Ehunmilak, fatica basca con orgoglio

14 Settembre 2015 di Silvana Lattanzio

Siamo a Beasain: nord della Spagna, Paesi Baschi. L’ultra trail Ehunmilak è basca persino nel nome: Ehunmilak, 100 miglia. Dunque 168 sono i chilometri che i valorosi atleti devono affrontare, con 11.000 m di dislivello positivo, in un tempo massimo di 48 ore. Giro in zona ritiro pettorali, un campo dove usualmente i ragazzini giocano alla pelota, c’è un gran fermento. Le gare sono su tre distanze: 168 chilometri, appunto, 88 e, per la prima volta, anche 42, con partenze differenziate, ma tutte dalla piazza centrale del paese. Oltre mille i partecipanti. Per la più dura lo start è alle 18, a seguire le altre. Bene, ci siamo: sotto l’arco si assiepano i lunghisti, una musica da brivido incalza e dà coraggio. È di Vangelis: Conquest of Paradise, Conquista del paradiso. Un titolo, una speranza. Sono concentrati, sanno cosa li aspetta. Via! Partono questi cavalieri della montagna per la loro personale crociata. Un vecchietto seduto sulla panchina a godersi il fresco dice che torneranno “Muy scansados”; già, di certo molto stanchi, ma vogliono misurare il loro limite, spostare l’asticella un po’ più in alto. Grande pubblico, musica più forte, applausi, emozione: tutto questo dovrà bastare per un bel po’.

Animo, buena suerte! Così grida il pubblico fino all’ultimo concorrente che, in coda, chiude le fila. Li seguo nella notte, nei tratti in cui si può, su efficientissime ambulanze, corricchio dove riesco. I track passano dall’essere corribili e nei boschi a quasi arrampicate rocciose e gli atleti alternano momenti di solitudine a pubblico che li incoraggia quando attraversano i loro paesini e arrivano nei punti ristoro, presepi nella notte. Qui c’è di tutto: dalla pasta calda a frutta, formaggi, biscotti, minestra, tè, caffè.
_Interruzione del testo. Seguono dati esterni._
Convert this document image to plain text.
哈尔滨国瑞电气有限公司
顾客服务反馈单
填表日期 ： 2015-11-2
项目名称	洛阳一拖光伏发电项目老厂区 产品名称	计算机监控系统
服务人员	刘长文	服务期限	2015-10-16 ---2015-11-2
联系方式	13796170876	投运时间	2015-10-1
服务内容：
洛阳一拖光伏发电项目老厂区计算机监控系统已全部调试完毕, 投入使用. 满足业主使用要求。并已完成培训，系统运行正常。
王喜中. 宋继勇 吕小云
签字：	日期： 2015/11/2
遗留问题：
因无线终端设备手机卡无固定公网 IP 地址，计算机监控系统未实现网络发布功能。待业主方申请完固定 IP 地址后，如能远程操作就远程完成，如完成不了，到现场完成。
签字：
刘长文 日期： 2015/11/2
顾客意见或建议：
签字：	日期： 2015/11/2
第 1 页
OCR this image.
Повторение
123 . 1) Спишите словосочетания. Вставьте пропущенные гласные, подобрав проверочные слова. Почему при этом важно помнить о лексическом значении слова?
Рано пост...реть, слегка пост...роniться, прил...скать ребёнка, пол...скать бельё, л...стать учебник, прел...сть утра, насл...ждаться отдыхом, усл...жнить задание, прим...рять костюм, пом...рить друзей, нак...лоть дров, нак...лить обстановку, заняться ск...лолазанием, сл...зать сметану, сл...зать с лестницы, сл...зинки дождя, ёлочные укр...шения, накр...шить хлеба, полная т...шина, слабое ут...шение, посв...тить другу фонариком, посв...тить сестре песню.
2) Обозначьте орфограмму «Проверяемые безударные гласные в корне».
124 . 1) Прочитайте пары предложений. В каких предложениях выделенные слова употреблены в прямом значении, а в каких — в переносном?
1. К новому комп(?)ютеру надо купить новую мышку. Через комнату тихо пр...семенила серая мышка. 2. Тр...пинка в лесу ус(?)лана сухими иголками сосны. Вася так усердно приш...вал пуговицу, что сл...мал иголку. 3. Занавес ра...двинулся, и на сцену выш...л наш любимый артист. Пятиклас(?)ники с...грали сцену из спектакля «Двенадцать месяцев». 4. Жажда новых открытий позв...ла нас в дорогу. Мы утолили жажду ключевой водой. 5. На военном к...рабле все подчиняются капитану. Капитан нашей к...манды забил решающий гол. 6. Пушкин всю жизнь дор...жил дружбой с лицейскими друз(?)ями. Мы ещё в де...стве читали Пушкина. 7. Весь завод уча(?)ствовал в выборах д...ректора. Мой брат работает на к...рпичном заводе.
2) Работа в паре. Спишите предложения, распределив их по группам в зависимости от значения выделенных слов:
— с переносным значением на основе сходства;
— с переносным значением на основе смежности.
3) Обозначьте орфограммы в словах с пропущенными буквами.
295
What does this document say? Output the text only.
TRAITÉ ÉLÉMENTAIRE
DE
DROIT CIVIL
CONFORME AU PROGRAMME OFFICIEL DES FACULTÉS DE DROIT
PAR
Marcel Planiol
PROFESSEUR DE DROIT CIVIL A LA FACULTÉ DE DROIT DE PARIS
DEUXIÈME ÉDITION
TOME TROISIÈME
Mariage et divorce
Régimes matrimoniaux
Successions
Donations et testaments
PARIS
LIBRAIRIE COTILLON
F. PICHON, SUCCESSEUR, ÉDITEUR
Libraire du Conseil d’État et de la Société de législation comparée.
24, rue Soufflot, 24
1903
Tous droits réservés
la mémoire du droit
I primi li passano di fretta, mangiano concitati e scappano via, con la loro luce frontale accesa, lucciole nel buio. Applausi agli arrivi e alle ripartenze, grande partecipazione. Mandubia, Zummaraga, Gorlako… Passa la notte, un mattino livido accoglie i concorrenti sparsi lungo i tanti chilometri di percorso. Meglio. Il caldo renderebbe tutto più difficile. Tolosa, 77esimo chilometro, 1° punto vita: qui i concorrenti possono cambiarsi con vestiti preventivamente messi nelle loro sacche, si riposano un po’, ma poco perché in gare così super lunghe non si sa cosa riserva la montagna, più si sta in giro e più si è a rischio imprevisti. E infatti, dopo una giornata incerta, arriva una pioggerellina che nella seconda notte diventa quasi tempesta, nuvole basse come nebbia. L’ambulanza accoglie qualche ritirato, una ragazza sale con un’andatura contratta, come di mal di stomaco. Negli occhi dolore/dispiacere/delusione. Non le chiedo niente, non avrebbe voglia di rispondermi.

Primo a traguardare la finish line è Imanol Aleson, dopo 24 ore e spiccioli. Faccia tirata e muscoli di più, ma con la gioia negli occhi di chi ce l’ha fatta. L’anno scorso aveva sfiorato il podio in un quasi testa a testa (anche se terminato con più di un’ora di vantaggio), con Dominguez Ledo Javi che in questa edizione, la sesta, è rimasto fuori dalla gara causa infortunio, ma che è al di là delle transenne per stringergli la mano, che si allarga in un abbraccio tra i due campioni: il principe e il re. A Extegarate il secondo e ultimo punto vita, sembrerebbe quasi fatta ma l’ultima parte è tra le più impegnative. Si tiene duro, si arriva e si passa sotto l’arco. Incontro Marco e Cristina, manager a Milano e trailer qui. “La notte al monte dopo San Adrian, dopo 139 km, abbiamo trovato vento forte, pioggia battente, nebbia, freddo fino a 0 gradi e, soprattutto, zero visibilità. Difficoltà a individuare le balise e conseguente allungamento spropositato del tempo”. Due aggettivi per definire la gara: “Durissima e calorosa”. L’adrenalina di colpo sparisce, resta il mal di gambe ma anche la grande gioia di avercela fatta. Il primo come l’ultimo, la stessa felicità, sono tutti campeones. Si stanno smontando i battenti della gara, svolazza qualche nastro segnaletico bianco e rosso, i ragazzini sono tornati a giocare alla pelota nel loro campo.